Definition of Point Slope Form

Point slope form is a way of representing the equation of a line passing through a point. We can use it if we know any point along a line and the line's slope. Point slope form is given as:

y - y₁ = m(x - x₁)

Where (x₁, y₁) is a point along the line, and m is the slope of the line.

Point Slope to Slope Intercept Form

We can convert point slope form to slope intercept form with some simple algebraic manipulation. Here's the how to do it:

1. Use the distributive property to multiply m through the quantity of (x - x₁). We now have y - y₁ = mx - mx₁.
2. Add y₁ to both sides of the equation. We now have y = mx - mx₁ + y₁.
3. Plugging in the coordinates x₁ and y₁ and simplifying/combining terms gives us slope intercept form y = mx + b.

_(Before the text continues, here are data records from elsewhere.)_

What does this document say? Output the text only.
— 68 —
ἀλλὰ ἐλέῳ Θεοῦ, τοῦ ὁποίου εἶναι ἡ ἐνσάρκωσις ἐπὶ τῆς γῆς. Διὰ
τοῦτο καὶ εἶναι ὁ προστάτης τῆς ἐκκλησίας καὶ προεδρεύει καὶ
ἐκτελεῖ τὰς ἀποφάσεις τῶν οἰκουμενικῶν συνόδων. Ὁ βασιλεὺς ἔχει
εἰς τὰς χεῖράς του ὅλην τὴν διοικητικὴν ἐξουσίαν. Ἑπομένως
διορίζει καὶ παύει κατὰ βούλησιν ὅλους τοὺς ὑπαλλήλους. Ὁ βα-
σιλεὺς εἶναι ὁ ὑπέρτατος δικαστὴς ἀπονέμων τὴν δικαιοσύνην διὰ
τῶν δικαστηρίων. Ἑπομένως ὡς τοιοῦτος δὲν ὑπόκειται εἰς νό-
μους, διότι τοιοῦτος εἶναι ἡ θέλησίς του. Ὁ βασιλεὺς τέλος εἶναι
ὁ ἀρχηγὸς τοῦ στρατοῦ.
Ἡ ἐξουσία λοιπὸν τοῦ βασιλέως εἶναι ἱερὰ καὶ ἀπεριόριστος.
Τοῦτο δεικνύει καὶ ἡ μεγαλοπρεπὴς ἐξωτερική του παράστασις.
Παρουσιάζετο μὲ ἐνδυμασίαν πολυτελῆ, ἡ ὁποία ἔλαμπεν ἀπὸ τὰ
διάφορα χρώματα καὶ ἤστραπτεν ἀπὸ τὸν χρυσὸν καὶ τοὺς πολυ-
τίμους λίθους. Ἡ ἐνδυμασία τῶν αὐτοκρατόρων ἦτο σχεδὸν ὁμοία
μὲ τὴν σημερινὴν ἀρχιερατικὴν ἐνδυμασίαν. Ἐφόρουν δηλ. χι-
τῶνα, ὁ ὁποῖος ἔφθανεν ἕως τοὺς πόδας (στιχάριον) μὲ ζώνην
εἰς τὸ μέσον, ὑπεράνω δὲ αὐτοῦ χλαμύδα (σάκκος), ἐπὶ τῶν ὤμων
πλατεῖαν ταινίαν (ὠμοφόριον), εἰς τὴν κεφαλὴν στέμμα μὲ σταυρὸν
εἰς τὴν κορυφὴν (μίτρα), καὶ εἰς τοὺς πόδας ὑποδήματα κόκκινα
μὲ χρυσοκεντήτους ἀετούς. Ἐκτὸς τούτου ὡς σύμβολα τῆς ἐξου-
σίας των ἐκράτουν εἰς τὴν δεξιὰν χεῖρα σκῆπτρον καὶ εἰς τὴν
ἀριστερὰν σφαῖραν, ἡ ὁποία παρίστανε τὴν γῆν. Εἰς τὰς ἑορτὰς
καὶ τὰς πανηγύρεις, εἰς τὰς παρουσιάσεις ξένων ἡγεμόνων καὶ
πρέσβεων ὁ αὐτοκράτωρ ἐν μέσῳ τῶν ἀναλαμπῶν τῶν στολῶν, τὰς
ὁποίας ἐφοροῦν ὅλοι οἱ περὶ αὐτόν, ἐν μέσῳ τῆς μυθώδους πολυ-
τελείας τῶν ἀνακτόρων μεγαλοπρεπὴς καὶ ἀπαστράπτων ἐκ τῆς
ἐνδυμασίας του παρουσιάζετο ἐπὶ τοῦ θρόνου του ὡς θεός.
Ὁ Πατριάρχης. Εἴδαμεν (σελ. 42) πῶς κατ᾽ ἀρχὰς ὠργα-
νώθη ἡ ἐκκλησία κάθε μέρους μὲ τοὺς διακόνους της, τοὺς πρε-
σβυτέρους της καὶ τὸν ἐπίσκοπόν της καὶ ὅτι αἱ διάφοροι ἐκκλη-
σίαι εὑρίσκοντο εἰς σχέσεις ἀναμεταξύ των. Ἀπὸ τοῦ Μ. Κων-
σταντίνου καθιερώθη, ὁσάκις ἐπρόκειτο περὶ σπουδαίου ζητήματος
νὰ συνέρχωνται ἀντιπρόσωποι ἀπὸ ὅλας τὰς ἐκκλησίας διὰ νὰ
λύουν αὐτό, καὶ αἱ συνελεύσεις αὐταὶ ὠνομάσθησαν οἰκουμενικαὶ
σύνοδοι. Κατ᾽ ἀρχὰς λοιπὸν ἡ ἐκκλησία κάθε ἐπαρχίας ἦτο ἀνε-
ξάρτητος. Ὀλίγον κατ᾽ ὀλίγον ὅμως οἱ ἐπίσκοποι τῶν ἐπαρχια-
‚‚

Point Slope Form Practice Problems

Let's go through a couple of examples together to practice using point slope form.

Practice Problem 1

A line passes through (1, 2) and has a slope of 5. Write the equation of the line in point slope form.

Solution:

1. We have a point and the slope, let's plug them into the formula.
   y - 2 = 5(x - 1)
2. The equation of the line is y - 2 = 5(x - 1).

Practice Problem 2

A line passes through points (2, 4) and (8, 16). Write the equation of the line in point slope form.

Solution:

1. First we must find the slope.
   m = ^{(y₂ - y₁)}⁄_{(x2 - x1)}
   m = ^{(16 - 4)}⁄_{(8 - 2)} = ¹²/₆ = 2
2. We will use the first given point with the slope we just found to get our point slope form equation.
   y - 4 = 2(x - 2)
3. The equation of the line is y - 4 = 2(x - 2).